A 24V battery of internal resistance of 10ohms is connected to a variable resistor. At what value of current drawn from battery the rate of heat produced by the resistor is maximum? Hence find its value.
Delivered power is a maximum when the internal and external resistances are equal, as I recall. Therefore
Rexternal(optimum) = 10 ohms.
Current with that external resistance
= V/Rtotal = 24/20 = 1.2 Amps
Maximum power produced in external resistor =
I^2*Rexternal = (1.2)^2 * 10 = 14.40 W
Check: If I use Rexternal = 11 ohms instead, Rtotal = 21 ohms and I = (24/21) = 1.143 A
I^2 * Rext = 14.37 W
If you use Rexternal = 9 ohms, your will still get a power less than 14.4 W
its not in options
To determine the value of current drawn from the battery at which the rate of heat produced by the resistor is maximum, we need to consider the total resistance in the circuit.
The total resistance in the circuit is the sum of the internal resistance of the battery and the resistance of the variable resistor.
Let's denote the resistance of the variable resistor as R.
The total resistance (R_total) in the circuit can be calculated using the formula:
R_total = internal resistance of battery + resistance of the variable resistor
= 10 ohms + R
Now, let's calculate the current drawn from the battery:
Using Ohm's Law, we have:
Voltage (V) = Current (I) * Resistance (R_total)
In this case, the voltage of the battery is 24V.
Therefore, 24V = I * (10 ohms + R)
To find the value of I that maximizes the rate of heat produced by the resistor, we need to maximize the power (P) dissipated in the resistor.
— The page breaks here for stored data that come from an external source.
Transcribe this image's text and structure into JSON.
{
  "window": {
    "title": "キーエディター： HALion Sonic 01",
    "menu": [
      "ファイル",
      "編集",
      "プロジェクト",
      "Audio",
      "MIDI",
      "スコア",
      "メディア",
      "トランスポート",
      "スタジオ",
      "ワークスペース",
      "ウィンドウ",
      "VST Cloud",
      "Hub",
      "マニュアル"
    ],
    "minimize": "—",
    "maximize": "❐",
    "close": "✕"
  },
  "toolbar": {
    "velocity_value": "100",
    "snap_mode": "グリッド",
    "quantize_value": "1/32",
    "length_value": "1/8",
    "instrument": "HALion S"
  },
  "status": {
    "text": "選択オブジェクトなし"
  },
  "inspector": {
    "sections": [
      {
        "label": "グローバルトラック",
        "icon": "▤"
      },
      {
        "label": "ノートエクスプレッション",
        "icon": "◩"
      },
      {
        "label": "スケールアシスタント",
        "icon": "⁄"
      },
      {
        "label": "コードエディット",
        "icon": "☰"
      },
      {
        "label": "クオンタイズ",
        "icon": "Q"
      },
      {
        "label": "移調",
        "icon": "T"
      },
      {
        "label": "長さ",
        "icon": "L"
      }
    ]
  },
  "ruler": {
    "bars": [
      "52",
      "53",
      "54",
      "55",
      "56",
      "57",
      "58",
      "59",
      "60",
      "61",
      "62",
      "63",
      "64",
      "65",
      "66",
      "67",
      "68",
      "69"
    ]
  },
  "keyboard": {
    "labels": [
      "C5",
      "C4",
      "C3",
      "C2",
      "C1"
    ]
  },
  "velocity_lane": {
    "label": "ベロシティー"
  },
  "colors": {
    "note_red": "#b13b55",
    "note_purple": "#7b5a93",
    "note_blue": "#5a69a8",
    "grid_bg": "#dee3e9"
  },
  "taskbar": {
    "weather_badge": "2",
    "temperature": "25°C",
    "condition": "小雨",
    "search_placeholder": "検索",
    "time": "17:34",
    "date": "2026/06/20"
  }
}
The power dissipated in the resistor can be calculated using the formula:
P = I^2 * R
To maximize P, we take the derivative of P with respect to I and set it equal to zero:
dP/dI = 2IR - 0 (since we set it equal to zero)
Simplifying the equation:
2IR = 0
Since R cannot be zero (as it represents the resistance of the variable resistor), the only possibility is I = 0.
This means that when no current is drawn from the battery (I = 0), the rate of heat produced by the resistor is maximum.
However, this would not be a practical scenario. In practical situations, the maximum value of current drawn from the battery would be limited by the resistance of the variable resistor and the power capacity of the battery.
Therefore, to calculate the value of current drawn from the battery at which the rate of heat produced by the resistor is maximum, we need more information about the value of the variable resistor (R).
To find the value of the current at which the rate of heat produced by the resistor is maximum, we need to maximize the power dissipated by the resistor.
Power (P) dissipated by a resistor can be calculated using the formula:
P = (I^2) * R
Where:
P is the power dissipated by the resistor,
I is the current flowing through the resistor, and
R is the resistance of the resistor.
Given that the battery voltage is 24V, and the internal resistance is 10 ohms, the total resistance in the circuit (including the variable resistor) can be written as:
Total resistance (R_total) = R_variable + R_internal
To find the rate of heat produced by the resistor, we need to calculate the power dissipated by the resistor, which is equal to the power supplied by the battery. Therefore, we can write:
Power supplied by the battery = P = V * I
Where the voltage (V) is the battery voltage.
Since the internal resistance is always present in the circuit, the current flowing through the circuit (I_total) is given by:
I_total = V / R_total
Substituting the value of R_total, we have:
I_total = V / (R_variable + R_internal)
Now, to maximize the power dissipated by the resistor, we differentiate the power with respect to I and set it to zero.
dP/dI = 2 * I * R_variable - V = 0
Simplifying the equation, we have:
2 * I * R_variable = V
Solving for I, we get:
I = V / (2 * R_variable)
Now, let's substitute the given values into the equation:
V = 24V
R_internal = 10 ohms
I = 24V / (2 * R_variable)
Finally, we can calculate the value of the current (I) at which the rate of heat produced by the resistor is maximum by substituting the given values into the equation.